Se così è, ci si pone l’obbligo storico di contrastare la tremenda corrente bellicista che vuole abbattere ogni ostacolo e nei nostri paesi annullare ogni conflitto sociale che accentua la fragilità economica capitalistica. Fermare la guerra, impedire che l’Italia vi partecipi, ma anche rilanciare il conflitto sociale e difendere ogni spazio democratico e di libertà collettive e individuali: questo è il dovere prioritario del movimento di Genova e di tutti gli anticapitalisti e pacifisti. Ma essi devono dimostrarsi rapidamente all’altezza di tale compito, ora che appare superato lo sbandamento dovuto all’orrore per gli attentati, scendendo in piazza dappertutto al primo segnale di guerra e lavorando poi per una mobilitazione permanente che comprenda anche uno sciopero generale contro la guerra: ed in questo senso la manifestazione di Napoli è stata un segnale assai confortante. Lo sdegno per lo stragismo come metodo di lotta non ci deve impedire di ricordare che centinaia di migliaia di morti iracheni, jugoslavi, palestinesi o kurdi non hanno suscitato in Occidente nemmeno un millesimo dell’orrore provocato dal crimine delle Twin Towers; che la Nato resta il principale agente di morte e di terrore nel mondo e che essa va sciolta o comunque l’Italia non deve farne parte; e che non è il movimento di Genova a doversi “dissociare” da Bin Laden o dagli afgani ma la Nato che li ha allevati nella comune logica del terrore e della guerra. Perchè, mentre qualcuno ritiene inopportuno ribadire la richiesta di uscita dell’Italia dalla Nato o le proteste anti-Usa, ci capita di trovare qualche centinaio di suore statunitensi che manifestano contro la guerra proprio sotto l’ambasciata Usa.

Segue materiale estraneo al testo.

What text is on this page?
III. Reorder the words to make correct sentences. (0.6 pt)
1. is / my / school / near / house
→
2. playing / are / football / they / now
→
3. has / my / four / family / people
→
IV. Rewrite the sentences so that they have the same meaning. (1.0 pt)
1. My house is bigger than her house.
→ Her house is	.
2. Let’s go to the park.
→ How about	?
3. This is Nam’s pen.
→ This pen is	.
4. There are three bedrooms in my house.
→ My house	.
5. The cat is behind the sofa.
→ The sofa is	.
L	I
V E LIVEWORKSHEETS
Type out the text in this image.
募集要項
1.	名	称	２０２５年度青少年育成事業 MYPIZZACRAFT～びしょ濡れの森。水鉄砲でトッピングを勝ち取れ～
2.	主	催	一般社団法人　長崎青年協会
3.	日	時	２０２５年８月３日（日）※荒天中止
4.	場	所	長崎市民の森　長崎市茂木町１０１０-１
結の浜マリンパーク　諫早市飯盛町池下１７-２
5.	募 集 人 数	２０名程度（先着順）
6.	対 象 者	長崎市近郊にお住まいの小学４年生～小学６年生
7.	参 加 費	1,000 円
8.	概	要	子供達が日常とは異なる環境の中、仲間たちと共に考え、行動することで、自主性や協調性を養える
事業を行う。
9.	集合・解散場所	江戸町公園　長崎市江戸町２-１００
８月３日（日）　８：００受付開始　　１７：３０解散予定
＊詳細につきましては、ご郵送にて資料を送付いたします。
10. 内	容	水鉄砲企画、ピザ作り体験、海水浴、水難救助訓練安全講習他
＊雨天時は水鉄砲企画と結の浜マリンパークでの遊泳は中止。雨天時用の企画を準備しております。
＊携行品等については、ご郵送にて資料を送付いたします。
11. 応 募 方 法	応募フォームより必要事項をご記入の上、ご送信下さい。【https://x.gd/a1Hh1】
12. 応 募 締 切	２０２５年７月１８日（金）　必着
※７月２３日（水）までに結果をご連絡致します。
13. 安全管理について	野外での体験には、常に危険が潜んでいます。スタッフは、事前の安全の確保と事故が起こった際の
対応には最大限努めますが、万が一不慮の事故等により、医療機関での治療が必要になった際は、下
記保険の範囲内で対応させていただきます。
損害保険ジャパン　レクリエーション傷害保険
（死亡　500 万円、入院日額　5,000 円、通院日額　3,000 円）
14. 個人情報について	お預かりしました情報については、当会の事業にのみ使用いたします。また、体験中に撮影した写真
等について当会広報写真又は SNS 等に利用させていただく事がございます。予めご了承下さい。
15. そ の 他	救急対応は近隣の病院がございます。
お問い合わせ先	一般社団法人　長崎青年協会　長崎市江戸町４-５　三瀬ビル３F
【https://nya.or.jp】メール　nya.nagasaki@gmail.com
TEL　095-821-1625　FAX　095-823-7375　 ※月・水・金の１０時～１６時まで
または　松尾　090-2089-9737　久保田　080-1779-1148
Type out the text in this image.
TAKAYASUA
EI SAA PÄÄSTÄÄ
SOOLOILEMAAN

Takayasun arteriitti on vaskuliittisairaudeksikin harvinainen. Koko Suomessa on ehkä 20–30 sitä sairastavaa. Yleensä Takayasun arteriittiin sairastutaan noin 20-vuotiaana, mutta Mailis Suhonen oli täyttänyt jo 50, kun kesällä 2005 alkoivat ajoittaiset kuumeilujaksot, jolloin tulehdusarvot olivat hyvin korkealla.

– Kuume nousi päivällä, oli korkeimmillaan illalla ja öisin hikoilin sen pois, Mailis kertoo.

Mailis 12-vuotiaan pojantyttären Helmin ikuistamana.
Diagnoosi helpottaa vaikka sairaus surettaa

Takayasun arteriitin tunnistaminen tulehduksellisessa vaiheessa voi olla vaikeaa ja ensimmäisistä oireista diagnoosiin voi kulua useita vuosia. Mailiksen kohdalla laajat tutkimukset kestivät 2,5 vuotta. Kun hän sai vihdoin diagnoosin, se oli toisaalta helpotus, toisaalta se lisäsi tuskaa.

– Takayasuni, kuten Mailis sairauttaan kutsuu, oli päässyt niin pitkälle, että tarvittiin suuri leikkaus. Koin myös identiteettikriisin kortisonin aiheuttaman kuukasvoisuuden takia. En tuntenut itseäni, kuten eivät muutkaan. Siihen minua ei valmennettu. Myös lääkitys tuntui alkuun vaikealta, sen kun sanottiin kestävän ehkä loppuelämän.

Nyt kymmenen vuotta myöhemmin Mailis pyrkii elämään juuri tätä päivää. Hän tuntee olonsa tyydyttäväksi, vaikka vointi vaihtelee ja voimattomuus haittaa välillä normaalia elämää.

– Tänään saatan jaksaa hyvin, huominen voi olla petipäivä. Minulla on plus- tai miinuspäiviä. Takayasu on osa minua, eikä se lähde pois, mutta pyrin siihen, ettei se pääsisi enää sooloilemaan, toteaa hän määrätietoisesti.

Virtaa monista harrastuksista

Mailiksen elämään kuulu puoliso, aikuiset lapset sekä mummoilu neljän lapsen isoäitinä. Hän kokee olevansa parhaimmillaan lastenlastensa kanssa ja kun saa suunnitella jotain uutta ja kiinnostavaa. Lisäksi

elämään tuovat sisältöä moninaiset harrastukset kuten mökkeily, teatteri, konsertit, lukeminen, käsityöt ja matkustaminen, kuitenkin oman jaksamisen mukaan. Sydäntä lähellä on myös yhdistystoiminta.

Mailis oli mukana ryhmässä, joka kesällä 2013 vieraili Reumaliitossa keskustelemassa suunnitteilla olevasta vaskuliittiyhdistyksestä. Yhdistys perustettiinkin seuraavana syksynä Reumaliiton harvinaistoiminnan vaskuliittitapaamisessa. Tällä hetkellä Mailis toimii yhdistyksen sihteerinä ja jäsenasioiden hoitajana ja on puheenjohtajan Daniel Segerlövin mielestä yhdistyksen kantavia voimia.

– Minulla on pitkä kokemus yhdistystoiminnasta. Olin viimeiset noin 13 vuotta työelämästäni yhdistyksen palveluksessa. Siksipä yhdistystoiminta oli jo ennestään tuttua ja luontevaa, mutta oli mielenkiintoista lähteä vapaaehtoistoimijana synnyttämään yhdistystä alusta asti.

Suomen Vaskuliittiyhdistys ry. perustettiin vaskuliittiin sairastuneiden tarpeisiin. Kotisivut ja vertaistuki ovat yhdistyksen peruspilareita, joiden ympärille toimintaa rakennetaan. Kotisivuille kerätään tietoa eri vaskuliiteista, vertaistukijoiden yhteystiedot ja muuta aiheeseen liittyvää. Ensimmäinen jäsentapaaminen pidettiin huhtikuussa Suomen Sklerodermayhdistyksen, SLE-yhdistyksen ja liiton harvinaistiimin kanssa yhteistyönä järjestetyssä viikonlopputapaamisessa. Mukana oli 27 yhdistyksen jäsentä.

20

A fare da freno non sono cioè i cattolici coerenti, i quali spesso hanno un’intransigenza pacifista che tanti “sinistri” si sognano; ma gli orridi cascami di quella “cultura di guerra” e filo-Nato che l’ex-sinistra di governo ha disseminato a piene mani ai tempi della “guerra umanitaria”. E a tal proposito ci pare indispensabile che i promotori della Perugia-Assisi, alla quale si deve partecipare in massa, ci evitino, prendendo chiaramente posizione contro la guerra e la partecipazione dell’Italia ad essa in qualsiasi forma, di farci ritrovare nelle prime file (come già accaduto con il D’Alema condottiero della guerra alla Jugoslavia) coloro che sostengono “l’uso della forza” Nato (già: perché rompere le vetrine a Genova è la quintessenza della violenza, mentre bombardare paesi, magari con l’atomica, è usare la forza!).